Alıklar Birliği - John Kennedy Toole


Alıklar Birliği, hayatımda okuduğum kitapların en iyilerinden biri. Üstelik de Pulitzer ödülü tescilli. Kitabın başında basımının ilginç öyküsü anlatılmış. Bir gün bir kadın gelir ve ölen oğlunun kitabını el yazmalarını okutmak ister. Yayıncının uğraşmak istediği en son insan tipidir. Çünkü daha önce sayısız kere böyle insanlarla uğraşmıştır ve her biri de çocuklarının muhteşem yazdığını düşünen annelerdir. Bu seferki ise başkadır. Kitap hakikaten çok iyidir. Ne yazık ki yazarı intihar etmiştir ve başka bir kitap daha yazamayacaktır.

Böylelikle efsanevi roman karakteri Ignatius Reilly okurlarla buluşur ve yazarı öldükten sonra Pulitzer alan ilk kitap olarak, Alıklar Birliği, adını edebiyat tarihine yazdırır. Roman New Orleans'ta geçmektedir ve New Orleanslılar için Ignatius Reilly şehrin simgelerinden birisi haline gelir. Şehirde karakterin kendisi gibi devasa bir heykeli bulunmaktadır. 

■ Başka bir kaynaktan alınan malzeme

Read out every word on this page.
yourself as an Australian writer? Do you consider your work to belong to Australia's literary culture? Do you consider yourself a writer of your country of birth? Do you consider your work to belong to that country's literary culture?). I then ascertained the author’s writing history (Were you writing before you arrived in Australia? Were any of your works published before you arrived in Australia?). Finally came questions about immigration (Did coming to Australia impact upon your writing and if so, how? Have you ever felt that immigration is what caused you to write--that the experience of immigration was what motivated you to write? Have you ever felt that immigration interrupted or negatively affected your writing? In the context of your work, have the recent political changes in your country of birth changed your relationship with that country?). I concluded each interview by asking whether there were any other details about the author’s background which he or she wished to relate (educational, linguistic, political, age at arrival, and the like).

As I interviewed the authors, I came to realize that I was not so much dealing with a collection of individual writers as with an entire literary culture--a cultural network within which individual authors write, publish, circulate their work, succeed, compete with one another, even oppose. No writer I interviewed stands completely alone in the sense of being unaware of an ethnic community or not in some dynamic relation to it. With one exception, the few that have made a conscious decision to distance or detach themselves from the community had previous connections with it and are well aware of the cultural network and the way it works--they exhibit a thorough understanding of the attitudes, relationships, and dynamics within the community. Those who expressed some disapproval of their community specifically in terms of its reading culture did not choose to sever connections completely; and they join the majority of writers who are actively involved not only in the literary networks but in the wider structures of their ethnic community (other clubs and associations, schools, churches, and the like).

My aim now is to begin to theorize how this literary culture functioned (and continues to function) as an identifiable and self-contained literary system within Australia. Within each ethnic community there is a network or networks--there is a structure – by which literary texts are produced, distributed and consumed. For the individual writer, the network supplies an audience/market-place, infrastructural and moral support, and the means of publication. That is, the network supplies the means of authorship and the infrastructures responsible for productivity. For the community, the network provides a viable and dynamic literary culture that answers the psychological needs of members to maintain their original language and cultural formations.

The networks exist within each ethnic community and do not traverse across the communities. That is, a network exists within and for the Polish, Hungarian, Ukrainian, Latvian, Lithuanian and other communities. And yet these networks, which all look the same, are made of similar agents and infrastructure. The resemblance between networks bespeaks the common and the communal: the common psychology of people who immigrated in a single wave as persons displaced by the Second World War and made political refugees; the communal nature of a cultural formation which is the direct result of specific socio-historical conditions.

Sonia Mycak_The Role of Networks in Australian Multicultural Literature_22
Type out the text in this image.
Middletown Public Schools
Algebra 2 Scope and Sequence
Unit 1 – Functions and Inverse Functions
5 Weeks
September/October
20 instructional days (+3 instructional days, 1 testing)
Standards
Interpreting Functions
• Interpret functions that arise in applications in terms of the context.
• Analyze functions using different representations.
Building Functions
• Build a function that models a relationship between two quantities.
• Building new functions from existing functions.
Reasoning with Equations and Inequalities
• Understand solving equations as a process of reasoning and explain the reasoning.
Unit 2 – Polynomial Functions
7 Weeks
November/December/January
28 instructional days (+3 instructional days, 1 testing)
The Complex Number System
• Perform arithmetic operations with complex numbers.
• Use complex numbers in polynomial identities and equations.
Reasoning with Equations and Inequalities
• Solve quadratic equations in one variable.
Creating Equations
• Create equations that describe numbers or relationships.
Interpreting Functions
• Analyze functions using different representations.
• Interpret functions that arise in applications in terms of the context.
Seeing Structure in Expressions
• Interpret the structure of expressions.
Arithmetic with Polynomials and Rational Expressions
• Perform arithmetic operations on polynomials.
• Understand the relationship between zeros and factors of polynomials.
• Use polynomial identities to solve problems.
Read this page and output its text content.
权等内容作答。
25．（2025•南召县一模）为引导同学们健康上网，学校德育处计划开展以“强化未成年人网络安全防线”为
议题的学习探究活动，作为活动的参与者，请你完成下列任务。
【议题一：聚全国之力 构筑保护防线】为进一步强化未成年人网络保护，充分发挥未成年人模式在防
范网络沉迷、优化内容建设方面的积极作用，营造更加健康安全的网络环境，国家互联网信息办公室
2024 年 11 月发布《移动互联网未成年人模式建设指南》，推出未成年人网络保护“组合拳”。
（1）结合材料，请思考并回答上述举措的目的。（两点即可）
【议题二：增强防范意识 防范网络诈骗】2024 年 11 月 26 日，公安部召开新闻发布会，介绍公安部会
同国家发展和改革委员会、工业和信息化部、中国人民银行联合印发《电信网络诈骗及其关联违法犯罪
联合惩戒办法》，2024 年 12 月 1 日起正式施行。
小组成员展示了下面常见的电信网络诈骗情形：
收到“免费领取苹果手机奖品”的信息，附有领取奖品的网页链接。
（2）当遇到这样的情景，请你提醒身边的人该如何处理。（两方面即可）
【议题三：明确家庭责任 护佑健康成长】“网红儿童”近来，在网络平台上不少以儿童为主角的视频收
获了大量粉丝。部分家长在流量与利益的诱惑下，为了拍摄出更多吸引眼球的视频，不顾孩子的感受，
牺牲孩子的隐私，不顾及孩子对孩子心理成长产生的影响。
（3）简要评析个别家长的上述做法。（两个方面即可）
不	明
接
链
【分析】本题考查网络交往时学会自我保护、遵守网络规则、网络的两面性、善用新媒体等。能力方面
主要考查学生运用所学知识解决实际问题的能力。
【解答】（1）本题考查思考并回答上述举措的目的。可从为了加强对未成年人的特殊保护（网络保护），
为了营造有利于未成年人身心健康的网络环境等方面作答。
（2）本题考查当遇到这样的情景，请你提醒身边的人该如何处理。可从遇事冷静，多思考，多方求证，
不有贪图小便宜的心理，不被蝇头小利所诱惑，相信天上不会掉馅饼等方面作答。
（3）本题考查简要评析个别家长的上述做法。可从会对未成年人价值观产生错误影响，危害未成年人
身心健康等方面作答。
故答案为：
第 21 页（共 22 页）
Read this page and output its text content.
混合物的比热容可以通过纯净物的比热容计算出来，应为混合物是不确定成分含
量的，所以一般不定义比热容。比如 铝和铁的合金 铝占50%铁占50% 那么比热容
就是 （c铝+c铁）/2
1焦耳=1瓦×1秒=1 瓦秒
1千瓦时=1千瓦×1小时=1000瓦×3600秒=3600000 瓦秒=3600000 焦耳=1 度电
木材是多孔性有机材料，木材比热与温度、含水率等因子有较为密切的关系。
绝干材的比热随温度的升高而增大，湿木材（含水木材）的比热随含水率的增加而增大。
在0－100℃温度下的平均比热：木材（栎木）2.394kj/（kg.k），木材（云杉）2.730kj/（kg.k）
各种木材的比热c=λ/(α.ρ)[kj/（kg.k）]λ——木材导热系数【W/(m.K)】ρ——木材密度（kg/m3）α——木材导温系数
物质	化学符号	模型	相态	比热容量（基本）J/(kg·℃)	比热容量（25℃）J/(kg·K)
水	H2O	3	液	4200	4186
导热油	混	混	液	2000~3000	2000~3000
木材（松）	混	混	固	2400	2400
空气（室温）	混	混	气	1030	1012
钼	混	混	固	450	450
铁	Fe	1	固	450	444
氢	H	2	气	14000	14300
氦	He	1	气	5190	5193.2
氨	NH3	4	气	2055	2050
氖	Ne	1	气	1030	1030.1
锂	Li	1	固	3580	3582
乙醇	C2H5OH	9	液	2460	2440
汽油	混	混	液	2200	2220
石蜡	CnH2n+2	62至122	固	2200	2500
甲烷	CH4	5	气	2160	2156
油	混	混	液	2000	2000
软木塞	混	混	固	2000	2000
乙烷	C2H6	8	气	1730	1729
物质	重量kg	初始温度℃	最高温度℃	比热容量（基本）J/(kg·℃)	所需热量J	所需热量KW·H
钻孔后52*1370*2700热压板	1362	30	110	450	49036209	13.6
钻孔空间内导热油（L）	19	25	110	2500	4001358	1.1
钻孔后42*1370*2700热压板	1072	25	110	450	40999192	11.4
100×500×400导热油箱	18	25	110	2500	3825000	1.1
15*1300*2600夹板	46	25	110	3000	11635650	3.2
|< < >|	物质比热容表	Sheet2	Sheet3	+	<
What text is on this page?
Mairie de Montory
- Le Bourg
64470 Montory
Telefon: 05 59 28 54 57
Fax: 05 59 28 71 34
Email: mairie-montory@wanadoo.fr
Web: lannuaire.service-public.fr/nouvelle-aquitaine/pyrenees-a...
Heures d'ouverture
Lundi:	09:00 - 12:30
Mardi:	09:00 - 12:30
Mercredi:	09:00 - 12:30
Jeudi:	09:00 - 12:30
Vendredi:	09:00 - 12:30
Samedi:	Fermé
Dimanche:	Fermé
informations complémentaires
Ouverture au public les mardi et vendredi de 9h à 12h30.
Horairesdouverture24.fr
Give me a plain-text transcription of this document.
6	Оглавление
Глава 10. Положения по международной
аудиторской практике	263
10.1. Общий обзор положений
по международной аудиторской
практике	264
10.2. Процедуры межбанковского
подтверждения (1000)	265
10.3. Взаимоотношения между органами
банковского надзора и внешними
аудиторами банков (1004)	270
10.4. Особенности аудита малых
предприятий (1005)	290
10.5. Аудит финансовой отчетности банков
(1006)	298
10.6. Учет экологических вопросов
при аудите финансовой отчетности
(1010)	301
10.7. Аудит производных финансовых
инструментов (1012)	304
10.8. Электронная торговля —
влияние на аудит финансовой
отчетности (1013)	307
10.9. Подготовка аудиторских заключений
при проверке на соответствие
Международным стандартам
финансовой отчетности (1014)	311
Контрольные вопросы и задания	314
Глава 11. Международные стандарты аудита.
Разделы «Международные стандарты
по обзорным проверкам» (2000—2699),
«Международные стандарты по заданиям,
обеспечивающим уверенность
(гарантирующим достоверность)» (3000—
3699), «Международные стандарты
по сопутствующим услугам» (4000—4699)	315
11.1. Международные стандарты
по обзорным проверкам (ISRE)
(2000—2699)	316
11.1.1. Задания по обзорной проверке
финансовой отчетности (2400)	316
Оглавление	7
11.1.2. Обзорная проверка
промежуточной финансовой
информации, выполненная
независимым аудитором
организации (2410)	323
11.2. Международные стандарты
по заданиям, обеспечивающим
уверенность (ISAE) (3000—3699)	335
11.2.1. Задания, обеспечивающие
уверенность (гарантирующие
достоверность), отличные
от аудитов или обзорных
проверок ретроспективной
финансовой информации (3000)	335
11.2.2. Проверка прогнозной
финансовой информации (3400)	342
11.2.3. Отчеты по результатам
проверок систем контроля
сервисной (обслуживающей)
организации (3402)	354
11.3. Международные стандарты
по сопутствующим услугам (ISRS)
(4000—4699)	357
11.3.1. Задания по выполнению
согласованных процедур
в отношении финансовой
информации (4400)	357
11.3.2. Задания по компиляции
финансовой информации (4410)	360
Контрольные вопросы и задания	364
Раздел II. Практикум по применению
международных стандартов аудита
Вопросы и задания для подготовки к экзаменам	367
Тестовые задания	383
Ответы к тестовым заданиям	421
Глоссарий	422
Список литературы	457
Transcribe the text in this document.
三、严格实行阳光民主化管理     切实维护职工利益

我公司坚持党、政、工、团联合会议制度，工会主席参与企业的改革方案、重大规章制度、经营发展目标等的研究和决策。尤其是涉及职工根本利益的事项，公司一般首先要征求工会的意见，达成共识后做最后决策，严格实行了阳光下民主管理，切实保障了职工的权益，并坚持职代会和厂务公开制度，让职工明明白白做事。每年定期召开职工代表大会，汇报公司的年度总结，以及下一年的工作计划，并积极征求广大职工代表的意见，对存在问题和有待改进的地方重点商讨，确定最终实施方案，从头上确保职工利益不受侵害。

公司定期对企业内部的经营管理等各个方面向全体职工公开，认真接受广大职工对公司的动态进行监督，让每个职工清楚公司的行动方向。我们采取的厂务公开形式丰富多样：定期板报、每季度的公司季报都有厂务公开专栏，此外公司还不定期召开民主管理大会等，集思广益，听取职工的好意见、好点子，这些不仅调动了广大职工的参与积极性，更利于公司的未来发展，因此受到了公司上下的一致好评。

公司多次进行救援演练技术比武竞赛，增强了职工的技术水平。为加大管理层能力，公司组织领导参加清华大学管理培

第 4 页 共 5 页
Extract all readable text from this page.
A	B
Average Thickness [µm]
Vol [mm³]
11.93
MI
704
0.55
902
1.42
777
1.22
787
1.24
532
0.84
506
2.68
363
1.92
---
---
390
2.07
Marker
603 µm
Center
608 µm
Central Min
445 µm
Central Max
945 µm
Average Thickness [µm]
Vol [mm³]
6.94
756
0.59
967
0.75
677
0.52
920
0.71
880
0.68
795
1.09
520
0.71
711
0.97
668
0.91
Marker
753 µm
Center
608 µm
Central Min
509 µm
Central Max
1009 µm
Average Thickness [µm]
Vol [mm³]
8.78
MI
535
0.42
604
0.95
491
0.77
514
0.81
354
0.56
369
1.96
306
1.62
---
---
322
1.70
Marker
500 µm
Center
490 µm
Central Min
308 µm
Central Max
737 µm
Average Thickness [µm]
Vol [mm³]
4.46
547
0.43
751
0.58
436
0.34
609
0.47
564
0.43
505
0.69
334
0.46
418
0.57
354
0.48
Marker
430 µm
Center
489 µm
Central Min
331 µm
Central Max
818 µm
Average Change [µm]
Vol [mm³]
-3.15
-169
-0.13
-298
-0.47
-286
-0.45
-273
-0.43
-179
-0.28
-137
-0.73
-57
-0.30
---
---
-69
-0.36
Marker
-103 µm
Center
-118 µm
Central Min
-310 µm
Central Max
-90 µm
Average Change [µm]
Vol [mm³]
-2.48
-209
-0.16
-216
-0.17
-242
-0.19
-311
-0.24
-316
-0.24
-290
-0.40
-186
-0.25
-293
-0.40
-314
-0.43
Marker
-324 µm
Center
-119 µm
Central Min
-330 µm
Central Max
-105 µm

Kitap inanılmaz eğlenceli, bir yandan okudum bir yandan güldüm desem yeridir. Ignatius annesiyle birlite yaşayan otuz yaşlarında tombulca bir gençtir. Üniversite okumuş entelektüellik seviyesi yüksek biri olmasına rağmen çalışmayıp evde televizyon izlemeyi seçmiştir. Ama annesi dayanamaz ve Ignatius'tan iş bulmasını ister. Böylece Ignatius'un maceraları başlar: Levi Pantoları, seyyar sosis arabası gibi her biri ilginç ve komik iş maceraları. Bu arada Ignatius'un peşine bir de polis takılır: Angelo. Kitabın başından beri ufak da olsa bir yerde adı geçen karakterlerler gitgide anlatının parçaları haline gelirler ve olaylar bir şekilde birbirine bağlanır. Ignatius'un annesi Angelo'nun halasıyla takılmaya başlar. Igantius yeşil şapkasıyla gitgide efsaneleşir. Kız arkadaşı olaylara yazdığı mektuplarla dahil olur. 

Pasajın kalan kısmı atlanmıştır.